Par exemple, Joel Pearson a découvert que la précision de notre intuition peut être influencée par notre état mental. Certaines émotions fortes, comme l’anxiété ou une joie intense, peuvent nous submerger et masquer d’autres indices plus subtils, que l’on ne remarquerait pas, qui auraient pu guider notre intuition. Ainsi, si vous craignez les requins, cette peur pourrait vous distraire du fait que les attaques de requins sont, statistiquement, très rares.

Un autre exemple très connu de désintuition : une dépendance excessive entre prise intuitive de décisions et théories du complot, explique Darel Cookson, maître de conférences à l’université Trent, à Nottingham, qui étudie les croyances dans les théories du complot.

Comme il le remarque, les êtres humains ont tendance à avoir deux manières de pensée différentes : une approche analytique et une approche intuitive. Les personnes qui se reposent plus sur l’analyse ont tendance à être plus lentes mais ont plus souvent raison, tandis que les personnes qui se reposent sur leur intuition sont plus rapides mais également plus sujettes aux biais cognitifs. Dans le cas des théories du complot, « il est parfois plus facile de lire quelque chose et d’en tirer des conclusions hâtives, plutôt que d’avoir une approche plus analytique et critique à propos de l’information que l’on vient de lire », explique Darel Cookson.

L’autre piège de l’intuition, c’est de sortir de sa zone d’expertise, ce qui peut mener à des erreurs de jugement lors de la prise de décisions. Comme le remarque Joel Pearson, un exemple notable serait Steve Jobs, qui s’en est souvent remis à son intuition et a connu un grand succès dans le monde de l’entreprise et de la technologie. D’un autre côté, il a également suivi des traitements médicaux expérimentaux pour son cancer du pancréas ce qui, selon les spéculations de certains experts, aurait mené à sa mort prématurée.

 

PEUT-ON DÉVELOPPER SON INTUITION ?

Bien que l’intuition soit complexe à définir, quelques règles générales peuvent nous aider à prendre de meilleures décisions.
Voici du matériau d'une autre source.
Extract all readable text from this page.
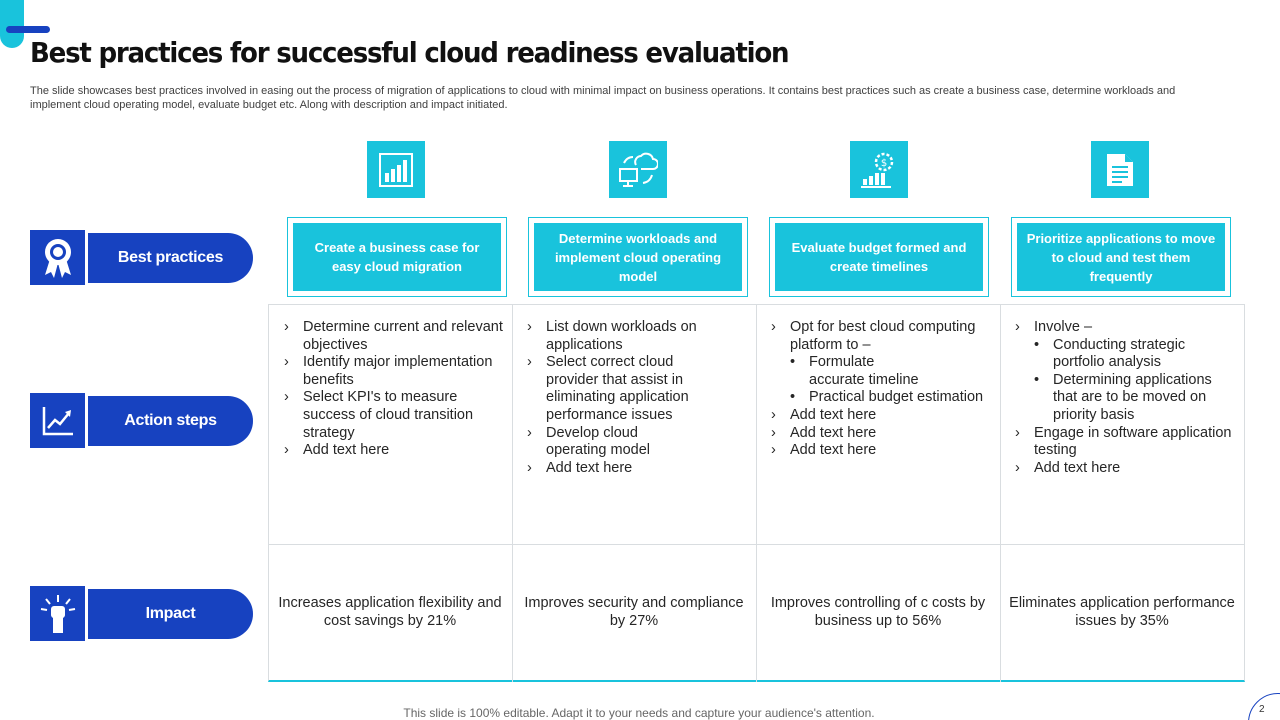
Best practices for successful cloud readiness evaluation

The slide showcases best practices involved in easing out the process of migration of applications to cloud with minimal impact on business operations. It contains best practices such as create a business case, determine workloads and implement cloud operating model, evaluate budget etc. Along with description and impact initiated.

Best practices
Action steps
Impact
$
Create a business case for easy cloud migration
Determine workloads and implement cloud operating model
Evaluate budget formed and create timelines
Prioritize applications to move to cloud and test them frequently
› Determine current and relevant objectives
› Identify major implementation benefits
› Select KPI's to measure success of cloud transition strategy
› Add text here
› List down workloads on applications
› Select correct cloud provider that assist in eliminating application performance issues
› Develop cloud operating model
› Add text here
› Opt for best cloud computing platform to –
• Formulate accurate timeline
• Practical budget estimation
› Add text here
› Add text here
› Add text here
› Involve –
• Conducting strategic portfolio analysis
• Determining applications that are to be moved on priority basis
› Engage in software application testing
› Add text here
Increases application flexibility and cost savings by 21%
Improves security and compliance by 27%
Improves controlling of c costs by business up to 56%
Eliminates application performance issues by 35%
This slide is 100% editable. Adapt it to your needs and capture your audience's attention.	2
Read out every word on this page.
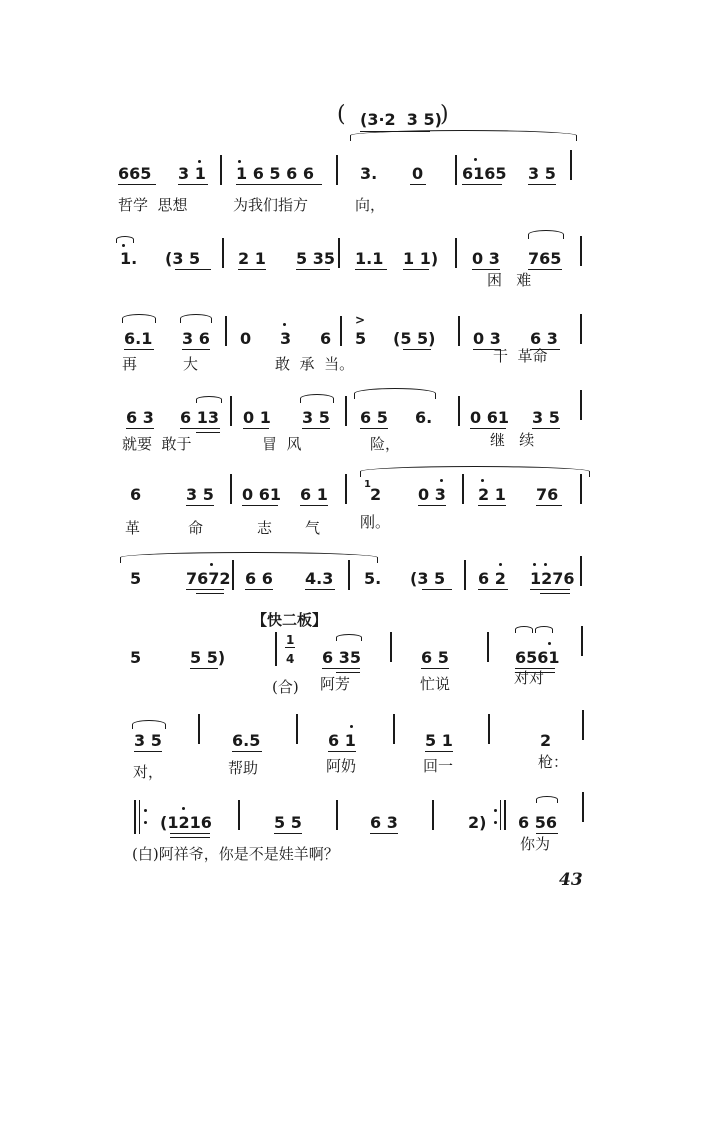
( (3·2  3 5)
)
665 3 1 1 6 5 6 6	3. 0 6165 3 5
哲学  思想	为我们指方	向，
1. (3 5 2 1 5 35 1.1 1 1) 0 3 765
困   难
6.1 3 6 0 3 6
>
5 (5 5) 0 3 6 3
再	大	敢  承  当。	干  革命
6 3 6 13 0 1 3 5 6 5 6. 0 61 3 5
就要  敢于	冒  风	险，	继   续
6	3 5 0 61 6 1
1
2 0 3 2 1 76
革	命	志 气	刚。
5	7672 6 6 4.3 5. (3 5 6 2 1276
【快二板】
5	5 5)
1
4 6 35	6 5	6561
(合) 阿芳	忙说	对对
3 5	6.5	6 1	5 1	2
对，	帮助	阿奶	回一	枪：
(1216	5 5	6 3	2) 6 56
(白)阿祥爷，你是不是娃羊啊？
你为
43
Joel Pearson a réduit cette liste à cinq grandes règles à suivre :

  1. Conscience de soi : avoir conscience de son état physique et émotionnel et éviter de s’en remettre à son intuition lorsque cet état est compromis par des émotions fortes (anxiété, euphorie).
  2. Maîtrise : ne faire confiance à son intuition que dans des domaines que l’on maîtrise.
  3. Instinct et impulsion : faire la différence entre intuition, instinct et impulsion. Les instincts sont des comportements animaux, comme le vertige ou le dégoût lié aux mauvaises odeurs, tandis que les impulsions peuvent pousser une personne à confondre désir pour des substances addictives avec une intuition.
  4. Événements peu probables : éviter de s’en remettre à son intuition quand il est question d’événements qui ont peu de risques de se produire, comme un crash d’avion ou un gain au loto. Joel Pearson remarque que les personnes ne parviennent pas à correctement comprendre les probabilités, tandis que les émotions qui leur sont liées, comme la peur de se faire attaquer par un requin ou l’espoir de gagner au loto, peuvent souvent obscurcir le jugement.
  5. Environnement : reconnaître le rôle que joue un environnement familier dans l’expression de notre intuition. Elle est souvent développée dans un environnement spécifique, comme le lieu de travail ou le foyer. Changer d’environnement, comme c’est le cas lors d’un déménagement ou au début d’un nouveau travail, peut rendre ardue la prise d’informations inconscientes.

Darel Cookson remarque également que l’on peut à la fois avoir recours à un mode de pensée intuitif et à un mode de pensée analytique. Par exemple, il se pourrait que l’on analyse un problème complexe afin d’y trouver une solution, pour finalement s’en remettre à son intuition lors de la prise de décision finale.

En comprenant les limites de l’intuition, et en l’agrémentant de pensée analytique, la prise de décisions n’en sera que meilleure.

Cet article a initialement paru sur le site nationalgeographic.com en langue anglaise.